Mitochondrial DNA-based species testing of confiscated aquatic wildlife in the Philippines

Elsevier, Forensic Science International: Animals and Environments, Volume 2, December 2022
Poniente J.A., Pereda J.M.R., Dela Pena J.T., Ventolero M.F.H., Santos M.D.

Illegal wildlife trade (IWT) is a global concern and a major threat to biodiversity conservation. In the Philippines, enforcement of laws related to aquatic wildlife is actively pursued pursuant to the Republic Act (RA) 9147 otherwise known as the Wildlife Resources Conservation and Protection Act and RA 8550 or the Philippine Fisheries Code of 1998 as amended by RA 10654. The National Fisheries Research and Development Institute - Genetic Fingerprinting Laboratory (NFRDI-GFL), functions as lead laboratory for identifying aquatic species in the country using genetic markers pursuant to Philippine Executive Order 154, series of 2013. Philippine law enforcement agencies send confiscated aquatic wildlife samples to NFRDI-GFL for identifying species since 2012 to present.
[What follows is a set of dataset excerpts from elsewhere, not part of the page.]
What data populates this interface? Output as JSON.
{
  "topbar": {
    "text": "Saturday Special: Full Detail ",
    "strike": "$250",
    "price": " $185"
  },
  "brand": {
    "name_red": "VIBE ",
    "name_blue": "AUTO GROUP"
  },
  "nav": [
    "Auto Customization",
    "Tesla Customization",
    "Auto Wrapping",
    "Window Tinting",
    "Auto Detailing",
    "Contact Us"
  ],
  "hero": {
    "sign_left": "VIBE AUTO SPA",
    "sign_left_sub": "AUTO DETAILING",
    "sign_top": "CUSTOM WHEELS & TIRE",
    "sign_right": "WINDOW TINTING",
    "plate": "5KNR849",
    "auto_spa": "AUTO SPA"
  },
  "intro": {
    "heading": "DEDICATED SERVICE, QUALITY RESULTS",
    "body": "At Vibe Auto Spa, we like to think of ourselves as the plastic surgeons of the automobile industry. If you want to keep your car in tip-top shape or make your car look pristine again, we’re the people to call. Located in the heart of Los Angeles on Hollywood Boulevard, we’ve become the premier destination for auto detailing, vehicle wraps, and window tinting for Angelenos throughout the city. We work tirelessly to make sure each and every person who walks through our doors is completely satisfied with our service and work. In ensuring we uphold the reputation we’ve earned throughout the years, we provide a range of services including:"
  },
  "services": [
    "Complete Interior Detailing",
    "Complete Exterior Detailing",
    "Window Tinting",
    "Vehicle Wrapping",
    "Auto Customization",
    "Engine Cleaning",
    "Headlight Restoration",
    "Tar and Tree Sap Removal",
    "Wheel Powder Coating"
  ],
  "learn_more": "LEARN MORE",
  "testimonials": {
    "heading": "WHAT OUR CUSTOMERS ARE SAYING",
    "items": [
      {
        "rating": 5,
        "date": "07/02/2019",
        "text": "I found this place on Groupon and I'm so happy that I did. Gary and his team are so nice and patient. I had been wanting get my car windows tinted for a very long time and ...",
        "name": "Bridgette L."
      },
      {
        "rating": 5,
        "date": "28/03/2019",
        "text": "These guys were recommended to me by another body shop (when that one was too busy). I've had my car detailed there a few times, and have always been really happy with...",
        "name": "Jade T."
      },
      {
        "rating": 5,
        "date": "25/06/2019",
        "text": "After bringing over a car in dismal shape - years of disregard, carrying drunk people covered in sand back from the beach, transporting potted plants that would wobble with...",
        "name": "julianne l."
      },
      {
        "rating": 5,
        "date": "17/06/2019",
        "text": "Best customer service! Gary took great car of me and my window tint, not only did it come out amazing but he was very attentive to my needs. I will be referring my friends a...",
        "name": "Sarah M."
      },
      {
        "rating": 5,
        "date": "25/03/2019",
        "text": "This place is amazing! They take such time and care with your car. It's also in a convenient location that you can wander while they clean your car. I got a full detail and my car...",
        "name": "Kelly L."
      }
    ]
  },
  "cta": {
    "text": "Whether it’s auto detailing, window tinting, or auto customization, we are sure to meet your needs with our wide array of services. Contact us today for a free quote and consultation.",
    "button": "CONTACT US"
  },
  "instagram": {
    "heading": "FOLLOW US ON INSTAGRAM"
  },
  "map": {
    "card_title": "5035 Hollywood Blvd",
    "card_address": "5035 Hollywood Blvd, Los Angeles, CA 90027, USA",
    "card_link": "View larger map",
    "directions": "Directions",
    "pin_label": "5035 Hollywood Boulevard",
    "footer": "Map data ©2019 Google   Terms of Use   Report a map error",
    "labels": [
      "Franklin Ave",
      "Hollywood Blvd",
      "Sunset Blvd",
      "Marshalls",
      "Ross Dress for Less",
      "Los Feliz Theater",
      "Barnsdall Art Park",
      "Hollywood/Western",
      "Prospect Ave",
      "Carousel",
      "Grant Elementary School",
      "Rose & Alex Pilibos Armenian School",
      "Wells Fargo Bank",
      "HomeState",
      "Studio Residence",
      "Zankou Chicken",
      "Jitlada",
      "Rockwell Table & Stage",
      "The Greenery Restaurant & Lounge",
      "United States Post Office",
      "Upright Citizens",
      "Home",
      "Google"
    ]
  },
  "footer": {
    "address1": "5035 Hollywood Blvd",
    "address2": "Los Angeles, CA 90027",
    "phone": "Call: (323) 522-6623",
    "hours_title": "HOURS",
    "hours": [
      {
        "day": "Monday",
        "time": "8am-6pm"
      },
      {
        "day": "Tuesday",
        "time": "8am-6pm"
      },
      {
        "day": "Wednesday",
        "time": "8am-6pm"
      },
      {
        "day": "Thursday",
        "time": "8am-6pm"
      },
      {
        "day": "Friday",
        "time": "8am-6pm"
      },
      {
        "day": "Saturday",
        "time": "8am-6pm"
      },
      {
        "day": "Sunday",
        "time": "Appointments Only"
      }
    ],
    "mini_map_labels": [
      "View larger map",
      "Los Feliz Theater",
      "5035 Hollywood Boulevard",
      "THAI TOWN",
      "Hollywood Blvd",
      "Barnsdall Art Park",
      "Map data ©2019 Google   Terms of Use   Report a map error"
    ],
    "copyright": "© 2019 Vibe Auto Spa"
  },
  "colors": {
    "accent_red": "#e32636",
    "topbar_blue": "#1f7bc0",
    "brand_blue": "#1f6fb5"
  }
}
DNA-based species identification of wildlife often uses mitochondrial genes such as Cytochrome c oxidase 1 (CO1) and Cytochrome b (Cytb). Here, a total of 114 individual from confiscation events mostly from Metro Manila and Davao regions were identified using CO1 and Cytb, and their trace files stored in the NFRDI-GFL database. Of the 114 individuals, 26 species have been identified; 16 are under threatened category under IUCN, 17 are listed under the CITES Appendices and 21 are considered as regulated under Philippine Laws. Taken together, this study shows that IWT for aquatic species is evident in the country. Moreover, the use of mitochondrial DNA-based methods can provide accurate species identification, hence allowing for better monitoring and tracking of IWT to support fisheries management and conservation in the country.